The processors, represented by John Slot, were complaining that more than a year after the board adopted a specialty-markets policy, nothing is in place.
The tribunal adjourned the appeal in July pending action by the chicken board to either withdraw or amend the existing policy.
Elizabeth Francisco specialist in legal and regulatory affairs and secretary to the chicken board, has confirmed there is no new or amended policy in place in answer to e-mail from Sean McGivern of Progressive Farmers of Ontario.
Here’s what she e-mailed McGivern:
“ . . . there were some discussions with existing farmers about growing Silkies and Frey's Special Dual Purpose as these are eligible breeds under the CFC (Chicken Farmers of Canada) policy.
“In essence, the policy under development is required to align Ontario with the national program that results in Ontario being eligible to receive specialty breeds specific supply from CFC.
“There have been no discussions about the policy and any comments made about any aspect of the imminent policy are speculative.

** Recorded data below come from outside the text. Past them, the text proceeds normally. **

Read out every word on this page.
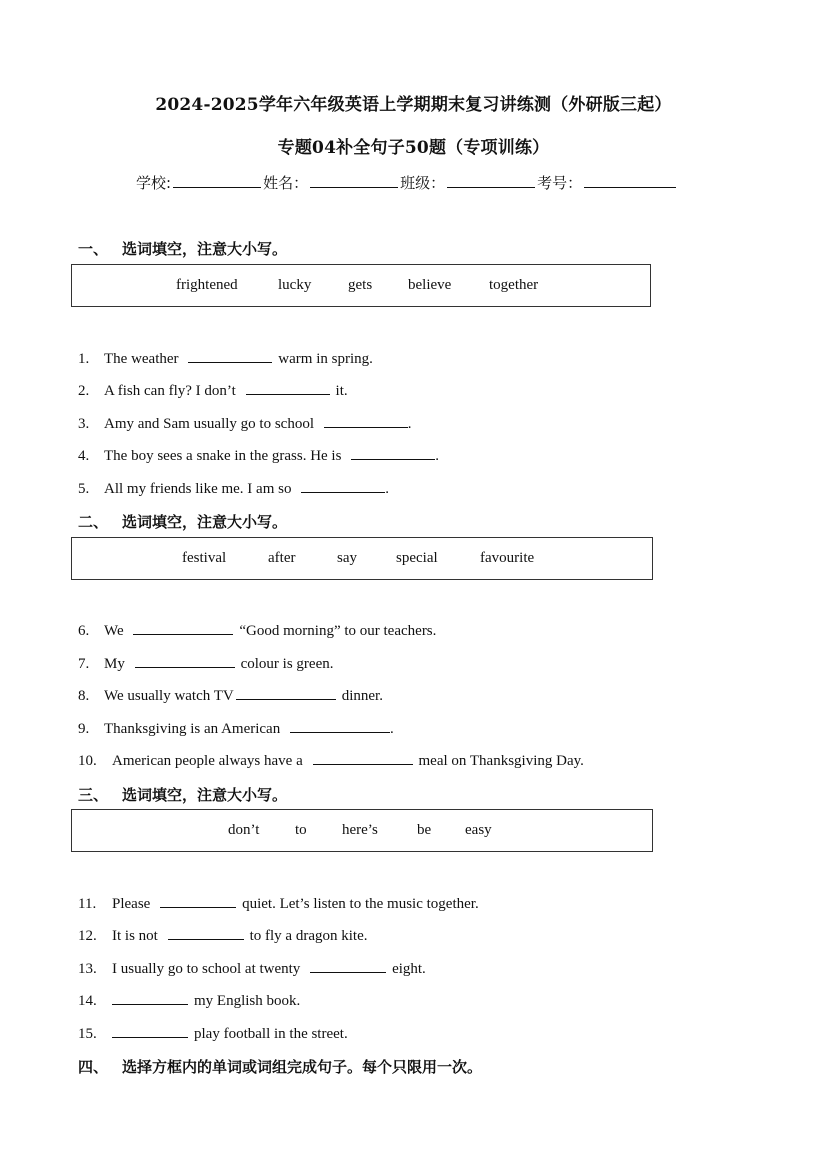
2024-2025学年六年级英语上学期期末复习讲练测（外研版三起）
专题04补全句子50题（专项训练）
学校:	姓名：	班级：	考号：
一、 选词填空，注意大小写。
frightened	lucky gets believe	together
1. The weather	warm in spring.
2. A fish can fly? I don’t	it.
3. Amy and Sam usually go to school	.
4. The boy sees a snake in the grass. He is	.
5. All my friends like me. I am so	.
二、 选词填空，注意大小写。
festival	after	say	special	favourite
6. We	“Good morning” to our teachers.
7. My	colour is green.
8. We usually watch TV	dinner.
9. Thanksgiving is an American	.
10. American people always have a	meal on Thanksgiving Day.
三、 选词填空，注意大小写。
don’t to here’s	be easy
11. Please	quiet. Let’s listen to the music together.
12. It is not	to fly a dragon kite.
13. I usually go to school at twenty	eight.
14.	my English book.
15.	play football in the street.
四、 选择方框内的单词或词组完成句子。每个只限用一次。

“Based on the forgoing, I revert back to my letter dated August 20, 2014 whereby I respectfully suggest that you defer your request for a hearing at this juncture as it may be too premature to hold a hearing until a policy is enacted.”
McGivern said in a telephone conversation that at least one farmer raising these specialty breeds thinks he may end up with $3 million worth of chicken quota.
Meanwhile, small-volume processors who want chicken supplies so they can develop niche markets remain frozen out.
Justice delayed is justice denied. A policy left on the chicken board shelf is useless.